Вообще-то девушка и сама по себе интересовала мисс Климпсон. Ее глупая аффектация и порывистость, попугайское повторение модных современных словечек были симптомами, хорошо понятными опытной старой деве. На самом деле, по ее мнению, они свидетельствовали о том, что девушка глубоко несчастна и совершенно не удовлетворена ограниченной жизнью в провинциальном городишке. А кроме того, мисс Климпсон не сомневалась, что красивая Мэри Уиттакер «заарканила», как она мысленно выразилась, Веру Файндлейтер. «Для девушки стало бы настоящим избавлением, — думала мисс Климпсон, — если бы она испытала привязанность к какому-нибудь юноше. Для школьницы естественно быть schwärmerisch[181] по отношению к подруге, но для молодой двадцатидвухлетней женщины это весьма нежелательно. А эта Уиттакер явно поощряет ее. Еще бы! Ей приятно иметь рядом кого-то, кто ею восхищается и готов быть у нее на посылках. И она предпочитает, чтобы это был человек недалекий, который не может составить ей конкуренцию. Если бы Мэри Уиттакер решила выйти замуж, то ей подошел бы разве что кролик». (Живое воображение мисс Климпсон услужливо нарисовало ей образ такого «кролика» — светловолосого, чуть пузатого мужчины, который без конца твердит: «Я должен посоветоваться с женой». Мисс Климпсон никогда не могла взять в толк, зачем Бог вообще создает таких мужчин. Она считала, что мужчина должен быть уверенным в себе, пусть даже не слишком добрым и умным. Она осталась старой девой по стечению обстоятельств, но не по натуре — по натуре она была истинной женщиной.)

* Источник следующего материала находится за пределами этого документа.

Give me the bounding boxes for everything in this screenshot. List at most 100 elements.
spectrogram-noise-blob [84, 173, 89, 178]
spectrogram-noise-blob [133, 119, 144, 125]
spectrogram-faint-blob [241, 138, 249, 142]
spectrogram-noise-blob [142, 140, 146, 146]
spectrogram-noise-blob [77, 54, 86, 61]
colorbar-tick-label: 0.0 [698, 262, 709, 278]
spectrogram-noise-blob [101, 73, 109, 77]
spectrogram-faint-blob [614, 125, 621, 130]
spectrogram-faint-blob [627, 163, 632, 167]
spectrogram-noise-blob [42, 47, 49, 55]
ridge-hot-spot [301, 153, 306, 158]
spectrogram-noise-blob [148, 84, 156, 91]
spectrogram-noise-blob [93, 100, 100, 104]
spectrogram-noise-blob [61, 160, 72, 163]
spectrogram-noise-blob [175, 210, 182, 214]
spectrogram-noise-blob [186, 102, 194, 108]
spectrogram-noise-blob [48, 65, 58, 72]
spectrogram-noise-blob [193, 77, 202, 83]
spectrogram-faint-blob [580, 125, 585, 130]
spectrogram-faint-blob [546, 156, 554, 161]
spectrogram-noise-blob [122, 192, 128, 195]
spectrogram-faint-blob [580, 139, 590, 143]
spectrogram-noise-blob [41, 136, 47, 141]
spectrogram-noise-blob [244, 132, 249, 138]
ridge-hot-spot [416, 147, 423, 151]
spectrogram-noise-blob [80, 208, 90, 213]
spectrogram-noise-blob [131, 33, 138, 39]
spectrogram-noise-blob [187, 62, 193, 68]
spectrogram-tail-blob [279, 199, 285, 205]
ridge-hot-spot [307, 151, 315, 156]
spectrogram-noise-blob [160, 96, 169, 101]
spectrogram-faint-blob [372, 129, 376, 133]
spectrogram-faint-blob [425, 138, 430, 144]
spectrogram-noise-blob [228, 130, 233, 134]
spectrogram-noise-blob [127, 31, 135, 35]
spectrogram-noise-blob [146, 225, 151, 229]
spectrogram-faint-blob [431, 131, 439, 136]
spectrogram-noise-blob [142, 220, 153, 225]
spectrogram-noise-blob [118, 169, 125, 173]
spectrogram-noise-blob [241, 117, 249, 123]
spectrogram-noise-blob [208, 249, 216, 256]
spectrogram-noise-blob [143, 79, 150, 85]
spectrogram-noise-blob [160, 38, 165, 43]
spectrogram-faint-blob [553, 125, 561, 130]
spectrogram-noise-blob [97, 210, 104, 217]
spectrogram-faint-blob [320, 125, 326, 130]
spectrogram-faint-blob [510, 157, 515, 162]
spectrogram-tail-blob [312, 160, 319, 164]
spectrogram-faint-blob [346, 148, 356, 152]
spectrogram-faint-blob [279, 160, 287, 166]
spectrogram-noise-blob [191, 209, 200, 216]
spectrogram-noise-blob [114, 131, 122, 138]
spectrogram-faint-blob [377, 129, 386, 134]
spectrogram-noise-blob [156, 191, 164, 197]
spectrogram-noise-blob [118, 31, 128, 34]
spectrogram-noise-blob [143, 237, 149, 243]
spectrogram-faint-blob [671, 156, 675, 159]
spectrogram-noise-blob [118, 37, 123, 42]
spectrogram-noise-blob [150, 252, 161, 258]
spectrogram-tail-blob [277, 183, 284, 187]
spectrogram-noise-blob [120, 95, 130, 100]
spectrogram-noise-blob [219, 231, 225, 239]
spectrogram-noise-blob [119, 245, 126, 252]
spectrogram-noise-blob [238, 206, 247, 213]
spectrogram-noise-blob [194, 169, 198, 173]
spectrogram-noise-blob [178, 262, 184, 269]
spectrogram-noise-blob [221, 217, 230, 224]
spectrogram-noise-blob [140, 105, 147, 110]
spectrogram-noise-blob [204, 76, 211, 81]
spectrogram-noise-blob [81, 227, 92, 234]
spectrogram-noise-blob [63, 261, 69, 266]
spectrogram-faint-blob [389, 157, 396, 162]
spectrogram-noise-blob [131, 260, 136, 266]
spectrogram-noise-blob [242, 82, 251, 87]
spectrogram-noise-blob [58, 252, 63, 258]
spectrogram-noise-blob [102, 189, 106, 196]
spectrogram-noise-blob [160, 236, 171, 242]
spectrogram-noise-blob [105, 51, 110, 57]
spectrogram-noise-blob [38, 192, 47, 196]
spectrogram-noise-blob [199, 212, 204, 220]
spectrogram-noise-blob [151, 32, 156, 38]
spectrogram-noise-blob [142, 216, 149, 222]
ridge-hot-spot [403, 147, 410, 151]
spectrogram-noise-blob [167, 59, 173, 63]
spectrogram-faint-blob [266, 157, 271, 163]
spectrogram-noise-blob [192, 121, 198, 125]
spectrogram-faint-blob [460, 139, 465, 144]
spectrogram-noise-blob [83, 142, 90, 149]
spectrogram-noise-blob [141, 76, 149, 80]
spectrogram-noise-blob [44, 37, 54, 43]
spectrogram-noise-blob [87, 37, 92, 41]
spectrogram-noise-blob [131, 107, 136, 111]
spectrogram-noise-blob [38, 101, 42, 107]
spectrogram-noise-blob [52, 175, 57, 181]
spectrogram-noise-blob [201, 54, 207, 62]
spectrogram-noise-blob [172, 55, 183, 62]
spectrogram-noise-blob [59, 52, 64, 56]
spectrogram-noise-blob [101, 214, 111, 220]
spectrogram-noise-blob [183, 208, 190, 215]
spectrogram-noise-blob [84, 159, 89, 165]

«Однако, — думала мисс Климпсон, — Мэри Уиттакер не из тех, кто стремится замуж. У нее характер деловой женщины-профессионалки. Кстати, профессия у нее есть, но она не собирается продолжать ею заниматься. Ее профессия требует слишком большого сострадания и подчинения врачу, а Мэри Уиттакер предпочитает сама контролировать чужие жизни. «Лучше быть Владыкой Ада, чем слугою Неба!»[182]. Господи, прости! Наверное, немилосердно сравнивать человека с сатаной. Впрочем, это ведь всего лишь поэзия, там, наверное, можно. В любом случае я уверена, что добром для Веры Файндлейтер эта связь не кончится».
Гостья мисс Климпсон охотно повествовала о проведенном ими в деревне месяце. Сначала они несколько дней ездили по окрестностям, но потом услышали о чудесной птицеферме, которая продавалась в Кенте, неподалеку от Орпингтона, отправились взглянуть на нее и узнали, что хозяевам нужно продать ферму в ближайшие две недели. Было бы неблагоразумно купить ее с ходу, не выяснив всех обстоятельств, не присмотревшись, и на их удачу прямо рядом с фермой сдавался прелестный меблированный коттедж. Они сняли его на несколько недель, чтобы мисс Уиттакер могла «оглядеться» и ознакомиться с состоянием птицеводческого бизнеса в окру́ге и всем прочим. Ах, как им было хорошо, как чудесно жить и вести хозяйство вместе, вдали от всей этой глупой домашней публики.
— Разумеется, я не вас имею в виду, мисс Климпсон. Вы приехали из Лондона и мыслите гораздо шире. Но в этой лихэмптонской компании я просто не могу больше оставаться, и Мэри тоже.
— Не сомневаюсь, это и впрямь замечательно — освободиться от привычных условностей, — сказала мисс Климпсон, — особенно пребывая в обществе родственной души.
— Да! Мы с Мэри стали лучшими подругами, хотя она, разумеется, намного умней меня. И мы точно решили купить ферму и держать ее вместе. Ну разве это не прекрасно?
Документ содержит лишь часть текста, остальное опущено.